Si on part dans le rêve absolu, ce serait d’avoir une oeuvre qui soit envoyée dans l’espace car vu que l’espace n’a pas d’atmosphère ou de température, théoriquement l’oeuvre a une durée de vie infinie… mais bien sur c’est de l’ordre du rêve d’enfant ! De manière plus réaliste, je pense que j’ai un art qui est encore très jeune et j’espère arriver à une oeuvre encore plus forte autour du beau. J’avais lu cette phrase de Hegel en philo “le beau est une vérité subjective qui permet à l’autre de prendre conscience de soi” et je pense que dans l’art on a cette volonté d’aider les gens à se sentir vivants. Si un jour j’arrive a cela, toucher les gens dans ce sens, ce serait le but ultime.

Light Stone

Quelles sont les réactions du public et ce que cela vous inspire ?

J’aime bien l’accessibilité de mon art c’est quelque chose que j’ai toujours souhaité défendre. C’est un art qui va autant attirer le regard d’un enfant de 12 ans, d’une personne plus érudite ou pas, et cette idée d’avoir des retours qui ne sont pas lié à une cible précise me plaît. Mon travail amuse et c’est très bien et cela ne me dérange pas que les gens s’arrêtent à ça. Mais j’ai peu de retours de gens qui captent le message en deuxième intention et c’est peut être là que j’ai encore envie d’aller plus loin.

L’art s’est fortement démocratisé et pourtant il garde cette image élitiste qui rend parfois certaines personnes réticentes à franchir le pas de lieux culturels. comment expliquez vous les choses ?

On constate un retour au figuratif qui est très présent dans l’art de ces 10 dernières années, et qui est souvent perçu comme plus abordable.
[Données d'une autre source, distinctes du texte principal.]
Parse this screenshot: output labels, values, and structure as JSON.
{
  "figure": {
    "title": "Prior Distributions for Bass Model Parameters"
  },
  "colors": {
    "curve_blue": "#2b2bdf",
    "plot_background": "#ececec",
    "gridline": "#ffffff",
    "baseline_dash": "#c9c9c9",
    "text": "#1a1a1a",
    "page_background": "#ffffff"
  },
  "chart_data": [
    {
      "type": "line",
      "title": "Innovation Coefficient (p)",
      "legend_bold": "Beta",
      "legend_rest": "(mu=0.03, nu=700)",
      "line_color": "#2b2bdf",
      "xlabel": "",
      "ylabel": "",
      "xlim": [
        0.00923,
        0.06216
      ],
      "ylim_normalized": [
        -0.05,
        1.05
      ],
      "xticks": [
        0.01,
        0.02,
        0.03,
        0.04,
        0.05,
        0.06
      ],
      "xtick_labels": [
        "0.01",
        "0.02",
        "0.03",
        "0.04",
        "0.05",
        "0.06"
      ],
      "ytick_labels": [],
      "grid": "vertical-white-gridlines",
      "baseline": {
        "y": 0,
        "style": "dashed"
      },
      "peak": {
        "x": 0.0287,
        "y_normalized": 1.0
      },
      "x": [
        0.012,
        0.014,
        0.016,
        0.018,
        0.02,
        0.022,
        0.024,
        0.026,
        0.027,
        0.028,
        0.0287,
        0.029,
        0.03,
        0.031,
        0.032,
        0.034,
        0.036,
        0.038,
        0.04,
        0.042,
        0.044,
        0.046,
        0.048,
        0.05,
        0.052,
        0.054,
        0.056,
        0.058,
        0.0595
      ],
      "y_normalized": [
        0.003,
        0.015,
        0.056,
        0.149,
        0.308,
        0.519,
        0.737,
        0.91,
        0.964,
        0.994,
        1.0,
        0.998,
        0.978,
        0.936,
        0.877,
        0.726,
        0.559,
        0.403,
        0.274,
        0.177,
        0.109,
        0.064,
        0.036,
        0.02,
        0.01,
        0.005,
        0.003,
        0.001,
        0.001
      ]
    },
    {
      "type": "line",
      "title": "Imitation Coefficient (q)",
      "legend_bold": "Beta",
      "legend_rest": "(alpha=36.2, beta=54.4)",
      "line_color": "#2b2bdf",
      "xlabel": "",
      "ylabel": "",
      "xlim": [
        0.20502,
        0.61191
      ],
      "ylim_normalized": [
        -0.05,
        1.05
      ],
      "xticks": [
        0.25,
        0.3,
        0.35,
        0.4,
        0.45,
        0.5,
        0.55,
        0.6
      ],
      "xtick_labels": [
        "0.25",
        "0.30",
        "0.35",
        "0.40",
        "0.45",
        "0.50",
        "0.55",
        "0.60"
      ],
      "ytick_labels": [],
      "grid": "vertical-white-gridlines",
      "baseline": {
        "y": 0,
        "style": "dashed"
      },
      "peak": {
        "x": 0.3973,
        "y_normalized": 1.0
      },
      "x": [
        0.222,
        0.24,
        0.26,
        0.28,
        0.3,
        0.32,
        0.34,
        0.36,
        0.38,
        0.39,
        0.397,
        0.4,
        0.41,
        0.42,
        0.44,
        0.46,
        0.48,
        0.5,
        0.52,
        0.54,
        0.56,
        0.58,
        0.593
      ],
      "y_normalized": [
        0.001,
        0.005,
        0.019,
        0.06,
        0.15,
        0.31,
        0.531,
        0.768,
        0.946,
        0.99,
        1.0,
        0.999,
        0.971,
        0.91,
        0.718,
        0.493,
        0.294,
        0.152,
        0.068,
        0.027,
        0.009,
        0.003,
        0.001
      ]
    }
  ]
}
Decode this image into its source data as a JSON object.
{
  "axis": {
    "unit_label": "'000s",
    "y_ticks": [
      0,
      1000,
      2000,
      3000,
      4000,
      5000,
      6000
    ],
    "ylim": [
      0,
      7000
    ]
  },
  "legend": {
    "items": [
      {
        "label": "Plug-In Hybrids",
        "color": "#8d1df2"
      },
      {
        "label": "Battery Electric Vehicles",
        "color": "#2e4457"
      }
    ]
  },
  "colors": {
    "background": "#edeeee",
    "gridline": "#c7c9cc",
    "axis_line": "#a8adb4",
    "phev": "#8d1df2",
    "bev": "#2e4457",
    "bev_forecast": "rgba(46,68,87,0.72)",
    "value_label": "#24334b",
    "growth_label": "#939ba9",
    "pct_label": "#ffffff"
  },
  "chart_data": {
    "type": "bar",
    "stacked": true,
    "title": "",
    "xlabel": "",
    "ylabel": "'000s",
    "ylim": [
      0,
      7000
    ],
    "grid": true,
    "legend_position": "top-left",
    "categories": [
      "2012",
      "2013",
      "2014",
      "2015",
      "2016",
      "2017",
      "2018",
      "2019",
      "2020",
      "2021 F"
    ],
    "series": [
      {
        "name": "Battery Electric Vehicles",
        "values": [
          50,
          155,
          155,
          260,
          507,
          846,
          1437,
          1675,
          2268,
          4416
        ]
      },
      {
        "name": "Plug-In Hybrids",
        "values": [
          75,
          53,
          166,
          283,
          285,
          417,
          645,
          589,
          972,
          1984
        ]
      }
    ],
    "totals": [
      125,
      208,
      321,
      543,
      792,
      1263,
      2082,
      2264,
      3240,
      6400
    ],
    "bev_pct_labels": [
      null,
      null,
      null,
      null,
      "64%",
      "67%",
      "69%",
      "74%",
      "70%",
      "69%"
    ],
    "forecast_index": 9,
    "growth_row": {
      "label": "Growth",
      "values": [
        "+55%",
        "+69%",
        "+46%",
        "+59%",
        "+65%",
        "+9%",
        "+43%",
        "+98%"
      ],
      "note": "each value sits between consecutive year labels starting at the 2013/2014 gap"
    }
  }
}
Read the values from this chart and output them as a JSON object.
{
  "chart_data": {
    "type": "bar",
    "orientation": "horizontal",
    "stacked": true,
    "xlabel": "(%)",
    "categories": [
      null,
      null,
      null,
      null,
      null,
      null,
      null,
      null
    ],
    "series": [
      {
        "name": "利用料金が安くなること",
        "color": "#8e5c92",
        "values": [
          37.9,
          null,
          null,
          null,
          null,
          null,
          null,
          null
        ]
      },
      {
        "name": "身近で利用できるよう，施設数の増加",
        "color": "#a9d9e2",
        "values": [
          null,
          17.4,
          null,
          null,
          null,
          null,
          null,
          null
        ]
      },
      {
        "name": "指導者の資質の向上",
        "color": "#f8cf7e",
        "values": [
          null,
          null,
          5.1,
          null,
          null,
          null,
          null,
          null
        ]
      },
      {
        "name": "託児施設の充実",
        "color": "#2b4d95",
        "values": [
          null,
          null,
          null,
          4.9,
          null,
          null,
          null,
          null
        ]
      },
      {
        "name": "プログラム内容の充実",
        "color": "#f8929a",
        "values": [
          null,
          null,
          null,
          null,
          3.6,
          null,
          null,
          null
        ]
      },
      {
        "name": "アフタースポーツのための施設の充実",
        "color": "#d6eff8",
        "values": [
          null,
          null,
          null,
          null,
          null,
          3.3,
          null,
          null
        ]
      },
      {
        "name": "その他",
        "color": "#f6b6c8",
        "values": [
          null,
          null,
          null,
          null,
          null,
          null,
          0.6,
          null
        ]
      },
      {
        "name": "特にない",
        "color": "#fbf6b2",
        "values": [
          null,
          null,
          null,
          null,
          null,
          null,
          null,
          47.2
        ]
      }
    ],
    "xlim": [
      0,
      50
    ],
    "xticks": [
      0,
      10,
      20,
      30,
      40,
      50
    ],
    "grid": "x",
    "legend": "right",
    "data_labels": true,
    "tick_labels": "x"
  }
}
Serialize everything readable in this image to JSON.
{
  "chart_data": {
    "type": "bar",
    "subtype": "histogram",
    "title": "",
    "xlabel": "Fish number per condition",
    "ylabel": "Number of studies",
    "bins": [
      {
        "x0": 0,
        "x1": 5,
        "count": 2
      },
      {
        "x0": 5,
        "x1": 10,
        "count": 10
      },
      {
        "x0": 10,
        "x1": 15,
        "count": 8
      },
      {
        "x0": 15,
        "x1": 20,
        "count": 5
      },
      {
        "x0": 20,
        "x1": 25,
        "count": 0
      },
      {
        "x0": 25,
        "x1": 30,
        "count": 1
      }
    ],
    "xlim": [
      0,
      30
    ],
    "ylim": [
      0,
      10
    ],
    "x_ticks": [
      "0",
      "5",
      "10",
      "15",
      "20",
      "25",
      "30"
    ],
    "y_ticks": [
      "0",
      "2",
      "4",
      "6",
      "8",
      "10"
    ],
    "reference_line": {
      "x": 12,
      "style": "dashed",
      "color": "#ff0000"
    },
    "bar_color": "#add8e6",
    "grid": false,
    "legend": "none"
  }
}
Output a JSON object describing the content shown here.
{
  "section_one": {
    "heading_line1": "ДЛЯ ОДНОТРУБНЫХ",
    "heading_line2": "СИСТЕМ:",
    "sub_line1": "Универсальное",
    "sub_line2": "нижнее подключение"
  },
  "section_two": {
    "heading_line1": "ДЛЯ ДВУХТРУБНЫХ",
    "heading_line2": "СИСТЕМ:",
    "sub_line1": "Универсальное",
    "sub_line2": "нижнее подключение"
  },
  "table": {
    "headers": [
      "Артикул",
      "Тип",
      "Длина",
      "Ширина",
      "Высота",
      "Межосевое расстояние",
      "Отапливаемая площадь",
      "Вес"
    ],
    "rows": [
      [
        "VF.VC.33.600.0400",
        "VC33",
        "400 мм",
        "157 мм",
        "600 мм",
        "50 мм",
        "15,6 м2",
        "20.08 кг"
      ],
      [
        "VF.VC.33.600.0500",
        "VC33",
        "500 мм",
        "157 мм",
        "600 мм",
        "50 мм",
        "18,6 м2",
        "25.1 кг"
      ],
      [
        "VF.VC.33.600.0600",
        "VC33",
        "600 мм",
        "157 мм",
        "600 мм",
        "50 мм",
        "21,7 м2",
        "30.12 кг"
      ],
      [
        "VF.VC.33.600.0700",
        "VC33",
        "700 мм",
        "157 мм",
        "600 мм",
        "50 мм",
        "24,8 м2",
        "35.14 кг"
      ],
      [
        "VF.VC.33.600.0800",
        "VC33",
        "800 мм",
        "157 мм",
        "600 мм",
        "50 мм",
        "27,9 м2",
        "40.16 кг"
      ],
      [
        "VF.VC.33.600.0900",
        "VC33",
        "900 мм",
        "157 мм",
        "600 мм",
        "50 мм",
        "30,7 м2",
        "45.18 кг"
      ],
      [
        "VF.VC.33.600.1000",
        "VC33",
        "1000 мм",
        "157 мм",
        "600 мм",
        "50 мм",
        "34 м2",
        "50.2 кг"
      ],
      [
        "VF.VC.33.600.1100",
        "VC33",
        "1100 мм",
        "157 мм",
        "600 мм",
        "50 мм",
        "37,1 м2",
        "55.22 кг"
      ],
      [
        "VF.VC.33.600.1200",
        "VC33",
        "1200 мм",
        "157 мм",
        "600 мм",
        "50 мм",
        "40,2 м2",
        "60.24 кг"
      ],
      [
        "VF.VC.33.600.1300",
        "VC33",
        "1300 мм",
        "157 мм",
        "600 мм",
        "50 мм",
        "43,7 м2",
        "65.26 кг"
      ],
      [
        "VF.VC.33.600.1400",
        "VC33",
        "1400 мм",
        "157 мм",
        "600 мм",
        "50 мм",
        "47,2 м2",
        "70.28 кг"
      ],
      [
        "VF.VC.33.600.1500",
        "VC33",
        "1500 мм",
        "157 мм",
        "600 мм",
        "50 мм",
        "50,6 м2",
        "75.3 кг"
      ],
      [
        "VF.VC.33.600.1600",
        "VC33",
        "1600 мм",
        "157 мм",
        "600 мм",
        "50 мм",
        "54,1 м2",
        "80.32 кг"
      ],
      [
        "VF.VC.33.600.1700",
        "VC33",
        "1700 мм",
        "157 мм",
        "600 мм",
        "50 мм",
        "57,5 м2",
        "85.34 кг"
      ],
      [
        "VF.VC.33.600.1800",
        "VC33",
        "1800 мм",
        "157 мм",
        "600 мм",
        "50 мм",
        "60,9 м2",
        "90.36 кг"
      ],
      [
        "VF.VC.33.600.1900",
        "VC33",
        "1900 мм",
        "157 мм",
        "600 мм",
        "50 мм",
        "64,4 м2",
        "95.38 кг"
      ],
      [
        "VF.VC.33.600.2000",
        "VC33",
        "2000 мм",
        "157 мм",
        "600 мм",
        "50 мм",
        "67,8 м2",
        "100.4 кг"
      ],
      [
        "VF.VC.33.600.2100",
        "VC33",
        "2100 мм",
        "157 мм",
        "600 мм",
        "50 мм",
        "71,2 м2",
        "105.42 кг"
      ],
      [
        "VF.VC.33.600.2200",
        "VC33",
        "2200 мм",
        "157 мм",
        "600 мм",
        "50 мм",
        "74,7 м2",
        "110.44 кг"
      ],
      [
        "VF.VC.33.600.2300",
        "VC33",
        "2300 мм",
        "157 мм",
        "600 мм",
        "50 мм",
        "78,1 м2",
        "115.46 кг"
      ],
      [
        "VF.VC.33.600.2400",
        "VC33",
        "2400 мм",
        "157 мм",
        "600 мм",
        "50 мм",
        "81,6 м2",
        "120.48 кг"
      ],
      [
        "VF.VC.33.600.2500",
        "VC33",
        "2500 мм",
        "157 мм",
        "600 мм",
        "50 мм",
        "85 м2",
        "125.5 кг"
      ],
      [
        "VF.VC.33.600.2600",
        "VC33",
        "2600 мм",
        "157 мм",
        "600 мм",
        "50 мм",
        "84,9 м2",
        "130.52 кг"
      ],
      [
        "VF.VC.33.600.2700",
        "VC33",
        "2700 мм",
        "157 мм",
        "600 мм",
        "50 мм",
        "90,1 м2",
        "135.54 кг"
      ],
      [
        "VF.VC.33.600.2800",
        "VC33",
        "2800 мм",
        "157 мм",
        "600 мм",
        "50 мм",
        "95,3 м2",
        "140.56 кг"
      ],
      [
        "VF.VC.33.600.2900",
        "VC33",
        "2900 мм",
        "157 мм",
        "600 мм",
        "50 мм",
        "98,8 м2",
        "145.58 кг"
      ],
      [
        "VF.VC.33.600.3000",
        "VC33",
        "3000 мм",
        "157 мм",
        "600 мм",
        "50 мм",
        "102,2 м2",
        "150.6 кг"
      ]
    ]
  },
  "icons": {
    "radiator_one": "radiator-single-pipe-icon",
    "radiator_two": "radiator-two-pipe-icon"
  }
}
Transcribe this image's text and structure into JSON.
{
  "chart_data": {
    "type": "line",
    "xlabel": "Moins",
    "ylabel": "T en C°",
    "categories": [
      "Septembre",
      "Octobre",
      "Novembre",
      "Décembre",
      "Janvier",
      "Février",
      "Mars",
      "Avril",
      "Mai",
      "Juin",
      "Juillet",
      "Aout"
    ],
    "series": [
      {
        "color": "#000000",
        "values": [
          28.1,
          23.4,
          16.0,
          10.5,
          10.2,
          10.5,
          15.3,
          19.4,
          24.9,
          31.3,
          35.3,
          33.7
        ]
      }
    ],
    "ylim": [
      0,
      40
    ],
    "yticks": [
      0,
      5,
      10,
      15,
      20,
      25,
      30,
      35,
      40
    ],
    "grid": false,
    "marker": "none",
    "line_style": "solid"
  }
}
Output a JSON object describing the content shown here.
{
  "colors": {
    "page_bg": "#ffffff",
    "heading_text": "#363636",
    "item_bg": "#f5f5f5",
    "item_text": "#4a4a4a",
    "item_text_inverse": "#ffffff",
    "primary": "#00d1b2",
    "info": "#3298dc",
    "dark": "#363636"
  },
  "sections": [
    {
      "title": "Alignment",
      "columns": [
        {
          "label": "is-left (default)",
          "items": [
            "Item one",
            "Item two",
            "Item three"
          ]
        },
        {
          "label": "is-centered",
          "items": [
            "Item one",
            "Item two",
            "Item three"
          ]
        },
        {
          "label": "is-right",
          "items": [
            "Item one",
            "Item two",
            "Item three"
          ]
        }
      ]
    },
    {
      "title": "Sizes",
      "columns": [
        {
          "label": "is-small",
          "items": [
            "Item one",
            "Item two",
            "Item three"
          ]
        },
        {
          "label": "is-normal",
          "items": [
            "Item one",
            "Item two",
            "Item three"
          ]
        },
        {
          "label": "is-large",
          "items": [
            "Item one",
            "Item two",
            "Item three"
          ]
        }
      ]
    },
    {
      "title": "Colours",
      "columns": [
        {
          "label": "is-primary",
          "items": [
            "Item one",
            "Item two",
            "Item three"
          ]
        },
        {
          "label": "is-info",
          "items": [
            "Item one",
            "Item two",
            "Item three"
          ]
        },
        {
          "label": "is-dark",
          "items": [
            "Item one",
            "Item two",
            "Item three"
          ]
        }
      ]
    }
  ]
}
Mais les gens ont une petite réticence vis-à-vis de l’art parce que l’abstraction des années 50/60 avec Pollock entre autres est immense, mais pour y accéder il faut une grosse culture artistique. Il y a eu quarante ans d’excellence intellectuelle dans l’art et les gens perçoivent l’art comme une sorte d’élitisme alors que c’est aussi quelque chose qui peut s’appréhender de façon abordable. J’espère garder cette simplicité pour inviter les gens aller plus loin.  Ensuite récemment, j’ai aussi entendu cette phrase de Warhol très vraie “le rôle de l’artiste ce n’est pas d’expliquer l’art, c’est de faire de l’art”. L’art est souvent une empreinte d’une époque qui est souvent comprise un peu en décalage avec son époque.

Light Stone

Quels sont les projets sur lesquels vous travaillez ?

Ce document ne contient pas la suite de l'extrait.